昨年末、2度目の「冬ソナ」を観ながら、思った。「まずい、またハマる」と。
それにしても、どうしてなのだろう? われながらギョっとしてしまう。
「冬ソナ」ブームの謎は、さまざまなところで分析されている。
運命に翻弄されるヒロインたちという設定は、「赤いシリーズ」に似ていて、昔のワクワク感がよみがえる。それは同感。
もう少し最近では、「ふぞろいの林檎たち」の感動がよみがえるとか。
いずれにしても、甘い懐かしさが、女性たちを酔わせている秘密……。
でも、待てよ。若かりし頃を回想しているだけで、時間がピタリと止まってない?
恋愛のピークは、あの時代で終わってしまったかのように。
振り返ると、過去は美しいけど、前を見ても、未来にロマンはない!
諦めの気持ちを慰めながら、このドラマを観ているところもある気がする。
大人の恋って、日本では30代止まりでしょ。40代からは「中年の恋」って言うらしい。
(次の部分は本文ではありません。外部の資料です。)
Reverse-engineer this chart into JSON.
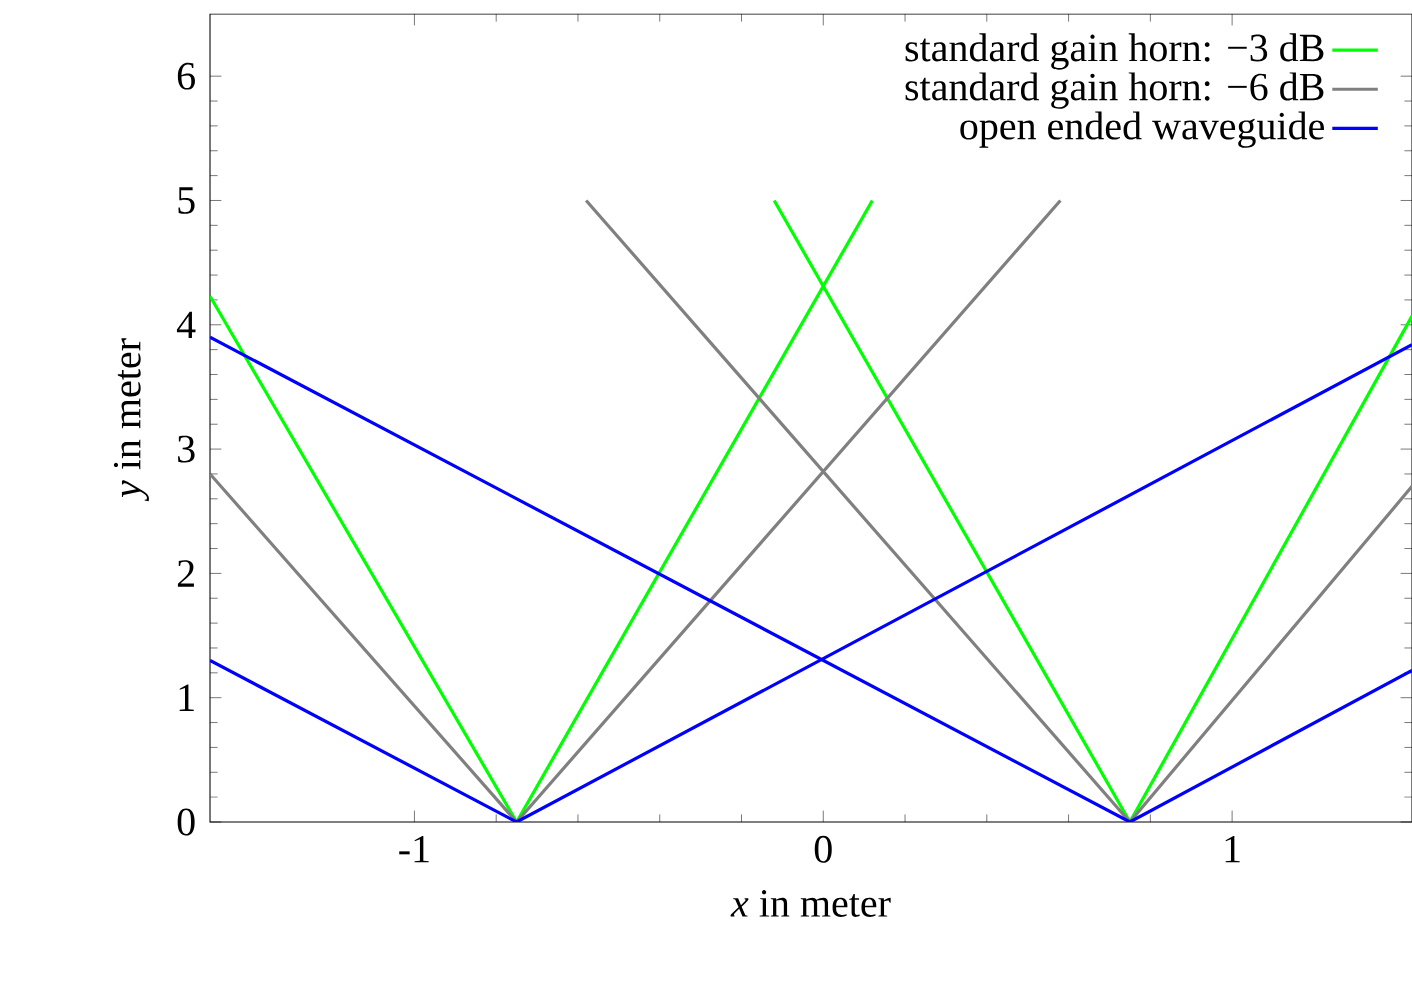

ある週刊誌の見出しで、「40代からの中年の恋を考える」と書いてあったし。
「中年の恋」って、淫靡で不健康な響き。しかも、40歳から「中年の恋」だって、ゲッ。
年相応の恋愛観って、あっていいはずなのにね。もちろん、素敵な夫婦愛も。
美しい中年のロマンスは、海外の映画やドラマにはあるけど、現実的じゃない。
「西欧人って、いくつになってもお盛んね」と、揶揄する日本人のほうが多いかも。
で、お先真っ暗の現実や将来には目をつぶり、過ぎ去った後ろばかり見ちゃう。
共感できる大人の恋物語が存在しないから、乙女チックな純愛にワープする。
もし、素敵な「中年の恋―大人の恋―」が成立する社会なら、これほど「冬ソナ」に熱中しないのではないかしら。
「冬ソナ」を観て、ロマンティックな恋愛気分にひたっているときの自分は、精神年齢がぐっと低くなっているみたい。若返るというより、成長が止まってるというか。
いい年して小娘のようにはしゃぐのは、けっこう気味が悪い。と知りながらもね。
でも、恋する中年女(男もだけど)のほうが、イメージ良くないしなぁ。